The world is changing with speed of light so new technology has come in market for data storage, data processing, and data analysis. New technologies including streaming data, data from connected devices on internet of things, cloud computing, social media, high tech power grid, is driving a much greater volume of data (CITO research, 2014; Hortonworks, 2014). This greater volume of data is driving higher user’s expectations and globalization of economics. Data generated from above-said resources is not only huge in term of volume but generate with high velocity and variety of data such as structured, unstructured and semi-structured. This kind of generated data is known as Big Data. The traditional data warehouse is not suitable to process and analyze Big Data. Now organizations are understanding that traditional data warehouse technologies can’t match their business need to compete in the ever-growing market.

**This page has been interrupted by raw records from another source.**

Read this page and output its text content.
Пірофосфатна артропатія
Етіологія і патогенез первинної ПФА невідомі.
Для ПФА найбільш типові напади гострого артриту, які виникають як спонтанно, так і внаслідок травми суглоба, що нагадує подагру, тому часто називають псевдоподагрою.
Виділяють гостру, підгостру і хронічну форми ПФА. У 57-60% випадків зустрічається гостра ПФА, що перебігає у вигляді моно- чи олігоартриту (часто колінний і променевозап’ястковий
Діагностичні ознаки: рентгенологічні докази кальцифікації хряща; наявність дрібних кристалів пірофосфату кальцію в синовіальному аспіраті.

As a result, every organization is turning toward Apache Hadoop for Big Data storage and gain insights from data. Hadoop is an open-source software which is used for distributed processing and distributed storage of huge amount of data sets on computer clusters commodity hardware. Apache Hadoop provides many services like storage of data, processing of data, data access, data governance, data security, data visualization, and operations. Adoption of Hadoop in organization is growing exponentially, according to Gartner survey in mid-2015, 26% enterprises already deploying and piloting Hadoop for practice next-generation data storage and processing framework. According to survey, 12% is planning to deploy very soon and 7 to 10 percent deploy within a year.

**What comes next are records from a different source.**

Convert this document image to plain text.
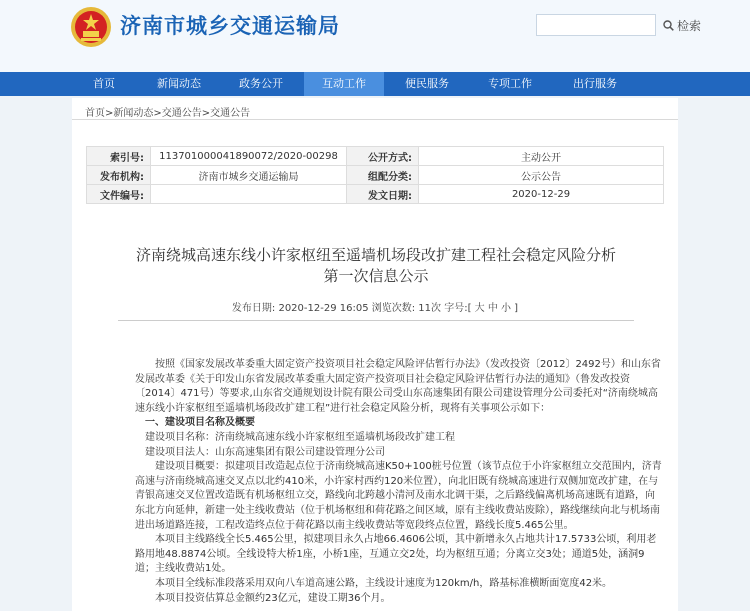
济南市城乡交通运输局	检索
首页	新闻动态	政务公开	互动工作	便民服务	专项工作	出行服务
首页>新闻动态>交通公告>交通公告
索引号:	11370100004189007​2/2020-00298	公开方式:	主动公开
发布机构:	济南市城乡交通运输局	组配分类:	公示公告
文件编号:		发文日期:	2020-12-29
济南绕城高速东线小许家枢纽至遥墙机场段改扩建工程社会稳定风险分析第一次信息公示
发布日期: 2020-12-29 16:05 浏览次数: 11次 字号:[ 大 中 小 ]

按照《国家发展改革委重大固定资产投资项目社会稳定风险评估暂行办法》（发改投资〔2012〕2492号）和山东省发展改革委《关于印发山东省发展改革委重大固定资产投资项目社会稳定风险评估暂行办法的通知》（鲁发改投资〔2014〕471号）等要求,山东省交通规划设计院有限公司受山东高速集团有限公司建设管理分公司委托对“济南绕城高速东线小许家枢纽至遥墙机场段改扩建工程”进行社会稳定风险分析，现将有关事项公示如下：

一、建设项目名称及概要

建设项目名称：济南绕城高速东线小许家枢纽至遥墙机场段改扩建工程

建设项目法人：山东高速集团有限公司建设管理分公司

建设项目概要：拟建项目改造起点位于济南绕城高速K50+100桩号位置（该节点位于小许家枢纽立交范围内，济青高速与济南绕城高速交叉点以北约410米，小许家村西约120米位置），向北旧既有绕城高速进行双侧加宽改扩建，在与青银高速交叉位置改造既有机场枢纽立交，路线向北跨越小清河及南水北调干渠，之后路线偏离机场高速既有道路，向东北方向延伸，新建一处主线收费站（位于机场枢纽和荷花路之间区域，原有主线收费站废除），路线继续向北与机场南进出场道路连接，工程改造终点位于荷花路以南主线收费站等宽段终点位置，路线长度5.465公里。

本项目主线路线全长5.465公里，拟建项目永久占地66.4606公顷，其中新增永久占地共计17.5733公顷，利用老路用地48.8874公顷。全线设特大桥1座，小桥1座，互通立交2处，均为枢纽互通；分离立交3处；通道5处，涵洞9道；主线收费站1处。

本项目全线标准段落采用双向八车道高速公路，主线设计速度为120km/h，路基标准横断面宽度42米。

本项目投资估算总金额约23亿元，建设工期36个月。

Many organization experiences good success and growth in business with these early pursuits of mainstream Hadoop deployment in healthcare, retail, financial and e-commerce sectors. In starting Hadoop is used as tactical tools instead of strategic tool, because many opposed to replacing data warehouse. They have some questions and doubts about whether Hadoop can match their enterprise services for scalability, security, performance, and availability. But organizations know that they can’t continue with data warehouse due to some challenges which come with advancement in technology.
As technology advancement enterprise data warehouse is not suitable for data storage for current market demand. Enterprise data warehouse works on the concept of schema-on-write architecture, to get data in data warehouse an extraction, transformation, and loading (ETL) process is required (Cha, Park, Kim, Pan, & Shin, 2018; Khine & Wang, 2018). With this architecture, organization design a data model and prepare an analytic plan before loading data. In other words, organization must know in starting, before loading data, how they are planning to use that data, and this is very limiting. Big data analytics want data storage who works on schema-on-read concept in which data is stored in raw format as data generated or in other words, there is no need to prepare an analytic plan before loading data, and no need to know ahead of time how they plan to use that data.